Nomadic identity goes even further than migration. Nomadic identity allows you to have the same Fediverse identity with everything in it (name, posts, connections, settings, files etc. etc. pp.) on multiple servers simultaneously. Not dumb copies. Bidirectional, near-real-time, live, hot backups. Whatever happens on one instance of a channel will be sync’d to all others almost immediately.

One of the clones goes down, doesn’t matter. The main instance goes down, doesn’t matter, you can use the clones just the same. The main instances goes down and stays down, doesn’t matter, you make one of the clones your new main instance. All your nomadic connections are automagically changed to your new identity based on your new main instance. Yes, even on remote servers.

Even migration is based on the same concept. If you move from one server to another, first a clone is created, then the clone is declared the new main instance, thus demoting the original instance to clone, then the old original instance is deleted and the account with it. Not only can you move with absolutely literally everything, but you don’t leave any rubbish behind on the old instance.
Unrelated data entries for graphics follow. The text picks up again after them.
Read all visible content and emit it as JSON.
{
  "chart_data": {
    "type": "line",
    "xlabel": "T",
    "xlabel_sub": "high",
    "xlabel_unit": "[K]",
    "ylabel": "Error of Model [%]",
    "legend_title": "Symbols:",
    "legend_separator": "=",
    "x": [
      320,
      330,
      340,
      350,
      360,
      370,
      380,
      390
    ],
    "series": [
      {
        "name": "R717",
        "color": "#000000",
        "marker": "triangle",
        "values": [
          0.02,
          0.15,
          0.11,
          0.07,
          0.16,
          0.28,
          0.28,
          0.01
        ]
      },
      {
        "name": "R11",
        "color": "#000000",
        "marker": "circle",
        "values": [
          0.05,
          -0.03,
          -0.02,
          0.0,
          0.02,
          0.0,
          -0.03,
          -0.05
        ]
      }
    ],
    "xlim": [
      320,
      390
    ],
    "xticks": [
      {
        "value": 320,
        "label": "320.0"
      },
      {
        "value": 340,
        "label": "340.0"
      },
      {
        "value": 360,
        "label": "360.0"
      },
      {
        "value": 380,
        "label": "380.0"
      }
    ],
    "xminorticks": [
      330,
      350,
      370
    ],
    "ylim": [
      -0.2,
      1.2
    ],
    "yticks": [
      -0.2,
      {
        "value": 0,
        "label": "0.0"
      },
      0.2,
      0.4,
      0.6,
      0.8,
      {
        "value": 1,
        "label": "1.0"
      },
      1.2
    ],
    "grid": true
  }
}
Only downside: It does not work on ActivityPub. Yet. It requires a special protocol, either Zot (Hubzilla) or Nomad ((streams)). ActivityPub-based projects don’t even understand nomadic identity. So when you move, you have to reconnect all your non-nomadic followers.

ActivityPub implementation is being worked on, at least in theory. But the guy behind all this has, well, apparently not fully quit, but dramatically slowed down.